Deputy ministers for defence, interior, housing, industry, transport and investment, each with a direct stake in the corridor plan, would join the authority, he said.
Most of the financing would come from the private sector, and foreign governments, companies and investors were overwhelmingly supportive during meetings with the Egyptian government.
"All the investor wants is an authority he can deal with, clear laws, protection of his rights, and that he knows his responsibilities," Abdelghaffar said.
"You might be surprised by this, but we aren't suffering at all for finance," he said. "There are parts that have to be financed by the state. It has been allocated for in the budget."

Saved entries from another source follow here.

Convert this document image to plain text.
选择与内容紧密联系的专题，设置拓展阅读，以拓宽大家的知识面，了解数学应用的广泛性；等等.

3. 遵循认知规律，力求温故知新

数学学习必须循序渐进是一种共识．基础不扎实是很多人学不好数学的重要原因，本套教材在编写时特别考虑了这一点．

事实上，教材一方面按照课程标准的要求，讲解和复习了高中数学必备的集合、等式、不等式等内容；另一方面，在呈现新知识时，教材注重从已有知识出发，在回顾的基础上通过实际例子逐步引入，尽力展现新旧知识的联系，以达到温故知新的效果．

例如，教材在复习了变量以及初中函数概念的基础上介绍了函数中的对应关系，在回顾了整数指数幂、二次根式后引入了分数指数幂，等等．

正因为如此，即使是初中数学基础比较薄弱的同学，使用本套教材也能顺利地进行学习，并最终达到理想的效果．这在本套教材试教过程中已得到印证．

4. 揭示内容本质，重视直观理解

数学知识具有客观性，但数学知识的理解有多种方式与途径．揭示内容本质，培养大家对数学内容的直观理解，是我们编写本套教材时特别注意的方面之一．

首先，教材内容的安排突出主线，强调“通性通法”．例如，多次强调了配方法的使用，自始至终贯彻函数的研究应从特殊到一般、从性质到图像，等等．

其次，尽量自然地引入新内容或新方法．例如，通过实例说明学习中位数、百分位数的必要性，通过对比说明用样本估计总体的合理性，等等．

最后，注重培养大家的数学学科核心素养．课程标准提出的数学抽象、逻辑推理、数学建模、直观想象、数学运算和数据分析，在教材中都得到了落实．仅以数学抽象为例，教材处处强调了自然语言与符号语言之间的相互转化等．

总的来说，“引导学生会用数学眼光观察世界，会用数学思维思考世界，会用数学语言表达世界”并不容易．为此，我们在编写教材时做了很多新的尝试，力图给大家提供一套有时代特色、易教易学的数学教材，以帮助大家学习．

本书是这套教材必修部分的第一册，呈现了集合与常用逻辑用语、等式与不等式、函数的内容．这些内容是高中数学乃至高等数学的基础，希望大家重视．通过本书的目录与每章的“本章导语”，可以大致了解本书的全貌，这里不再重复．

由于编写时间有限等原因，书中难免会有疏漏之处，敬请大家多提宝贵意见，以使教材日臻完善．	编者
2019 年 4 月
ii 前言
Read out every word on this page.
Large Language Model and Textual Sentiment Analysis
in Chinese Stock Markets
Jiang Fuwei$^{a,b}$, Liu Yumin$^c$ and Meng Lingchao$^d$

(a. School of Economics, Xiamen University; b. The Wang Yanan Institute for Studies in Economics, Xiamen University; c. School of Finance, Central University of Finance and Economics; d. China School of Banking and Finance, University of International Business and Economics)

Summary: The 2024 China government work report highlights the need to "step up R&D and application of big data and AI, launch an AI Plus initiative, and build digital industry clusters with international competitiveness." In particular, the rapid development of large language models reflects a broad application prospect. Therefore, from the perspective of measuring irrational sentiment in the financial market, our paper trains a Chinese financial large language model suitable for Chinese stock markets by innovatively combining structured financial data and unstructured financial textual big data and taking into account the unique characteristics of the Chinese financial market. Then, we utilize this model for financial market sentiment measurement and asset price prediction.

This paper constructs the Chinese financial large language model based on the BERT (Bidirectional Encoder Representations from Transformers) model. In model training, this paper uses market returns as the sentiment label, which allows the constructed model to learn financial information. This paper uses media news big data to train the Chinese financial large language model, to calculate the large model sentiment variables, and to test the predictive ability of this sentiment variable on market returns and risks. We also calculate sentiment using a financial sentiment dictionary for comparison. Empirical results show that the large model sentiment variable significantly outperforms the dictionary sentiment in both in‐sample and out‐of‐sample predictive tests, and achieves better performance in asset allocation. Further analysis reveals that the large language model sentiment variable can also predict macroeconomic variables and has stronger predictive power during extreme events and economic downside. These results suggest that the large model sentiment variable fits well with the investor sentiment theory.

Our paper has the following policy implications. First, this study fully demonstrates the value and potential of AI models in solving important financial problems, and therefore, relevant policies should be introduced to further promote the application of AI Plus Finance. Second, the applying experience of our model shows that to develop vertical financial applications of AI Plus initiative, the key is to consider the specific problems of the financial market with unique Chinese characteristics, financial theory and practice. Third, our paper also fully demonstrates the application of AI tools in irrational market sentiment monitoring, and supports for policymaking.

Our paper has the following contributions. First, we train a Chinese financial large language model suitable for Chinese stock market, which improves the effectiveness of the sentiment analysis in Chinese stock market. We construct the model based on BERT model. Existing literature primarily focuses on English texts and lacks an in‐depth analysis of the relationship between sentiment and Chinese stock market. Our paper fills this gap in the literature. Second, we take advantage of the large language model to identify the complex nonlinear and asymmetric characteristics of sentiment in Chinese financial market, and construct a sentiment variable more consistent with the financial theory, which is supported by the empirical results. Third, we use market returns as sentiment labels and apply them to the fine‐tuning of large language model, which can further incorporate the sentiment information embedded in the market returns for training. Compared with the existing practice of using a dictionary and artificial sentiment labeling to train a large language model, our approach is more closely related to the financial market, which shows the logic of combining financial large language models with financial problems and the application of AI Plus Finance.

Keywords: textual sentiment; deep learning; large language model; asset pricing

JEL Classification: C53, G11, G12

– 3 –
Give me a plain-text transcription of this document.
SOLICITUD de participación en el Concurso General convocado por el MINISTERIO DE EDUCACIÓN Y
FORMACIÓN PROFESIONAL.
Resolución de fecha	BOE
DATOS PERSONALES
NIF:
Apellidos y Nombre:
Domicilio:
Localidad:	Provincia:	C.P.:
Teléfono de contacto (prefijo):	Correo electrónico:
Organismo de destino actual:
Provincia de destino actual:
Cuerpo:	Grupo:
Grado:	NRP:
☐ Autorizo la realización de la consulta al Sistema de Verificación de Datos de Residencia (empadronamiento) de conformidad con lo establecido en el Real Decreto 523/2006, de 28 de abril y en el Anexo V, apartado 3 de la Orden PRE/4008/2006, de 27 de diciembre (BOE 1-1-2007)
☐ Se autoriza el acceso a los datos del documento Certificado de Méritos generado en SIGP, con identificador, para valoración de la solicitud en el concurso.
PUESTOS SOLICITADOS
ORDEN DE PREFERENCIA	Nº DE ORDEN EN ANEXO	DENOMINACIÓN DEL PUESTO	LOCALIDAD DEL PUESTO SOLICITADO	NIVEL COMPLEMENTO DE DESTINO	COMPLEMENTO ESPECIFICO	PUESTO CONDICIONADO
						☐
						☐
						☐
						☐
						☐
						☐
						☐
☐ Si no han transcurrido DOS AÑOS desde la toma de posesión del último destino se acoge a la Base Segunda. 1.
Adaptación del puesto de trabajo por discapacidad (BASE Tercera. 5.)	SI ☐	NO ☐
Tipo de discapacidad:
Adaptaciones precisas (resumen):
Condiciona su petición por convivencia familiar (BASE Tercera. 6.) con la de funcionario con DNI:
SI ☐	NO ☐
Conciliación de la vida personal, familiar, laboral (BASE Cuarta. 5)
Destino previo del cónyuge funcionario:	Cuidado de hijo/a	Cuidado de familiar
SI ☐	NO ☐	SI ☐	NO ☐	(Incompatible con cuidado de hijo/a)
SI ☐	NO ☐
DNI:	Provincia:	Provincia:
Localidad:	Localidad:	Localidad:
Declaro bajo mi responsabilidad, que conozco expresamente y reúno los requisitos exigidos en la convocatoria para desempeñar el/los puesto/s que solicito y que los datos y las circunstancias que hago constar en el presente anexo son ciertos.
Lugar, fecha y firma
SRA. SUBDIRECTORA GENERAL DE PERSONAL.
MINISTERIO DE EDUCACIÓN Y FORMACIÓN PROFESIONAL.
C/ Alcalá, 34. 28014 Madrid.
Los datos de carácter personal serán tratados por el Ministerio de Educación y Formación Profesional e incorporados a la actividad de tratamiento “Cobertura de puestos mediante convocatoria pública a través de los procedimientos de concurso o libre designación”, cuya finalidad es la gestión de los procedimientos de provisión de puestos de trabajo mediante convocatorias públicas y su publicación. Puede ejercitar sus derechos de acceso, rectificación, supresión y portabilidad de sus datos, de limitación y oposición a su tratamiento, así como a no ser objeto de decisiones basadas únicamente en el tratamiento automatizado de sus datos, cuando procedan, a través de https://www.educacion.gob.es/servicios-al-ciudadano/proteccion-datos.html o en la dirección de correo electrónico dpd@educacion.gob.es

Early projects instigated under Mubarak in the late 1990s included a 35 sq km port at the northern end of the canal zone, named East Port Said. It was designed partly as a transit hub for containers to be unloaded from giant cargo ships passing through the canal for distribution on smaller ships around the Mediterranean. Behind the port lies a separate, 37 sq km industrial zone.
At the southern end, Sokhna Port has already become the main cargo port of Cairo, which lies 120 km away via a specially built highway. Nearby lies a 12 sq km industrial zone where factories already operate, including ammonia and fertiliser plants.
Between the two complexes, near the city of Ismailia half-way down the canal, the government is working on yet another zone, called Technology Valley, to attract high-tech industries and a university.
Projects underway or planned include a second vehicle tunnel under the canal, the dredging of a new channel at the canal's north entrance and the expansion and completion of roll-on, roll-off, multiple-use and bulk liquid terminals, bunkering facilities and a new basin and quay.
The industrial zones are also being expanded.
Dowidar believes the corridor's potential is huge and would easily attract investors if unnecessary bureaucracy were eliminated.
"You don't need a lot of work to attract a lot of investment," he said.
Egypt and Saudi Arabia resurrected a $3 billion-$4 billion project earlier this year to build a bridge across the Strait of Tiran that would allow vehicles to drive from the African continent to Asia without going through Israel, whose border with Egypt is closed to most traffic.
For now vehicles cross the Strait by ferry.
The Saudi side has approved the plan, said Abdelghaffar. "I think within months something will be announced about it."
A high-speed train to connect Port Said and Suez with Cairo is also on the drawing board.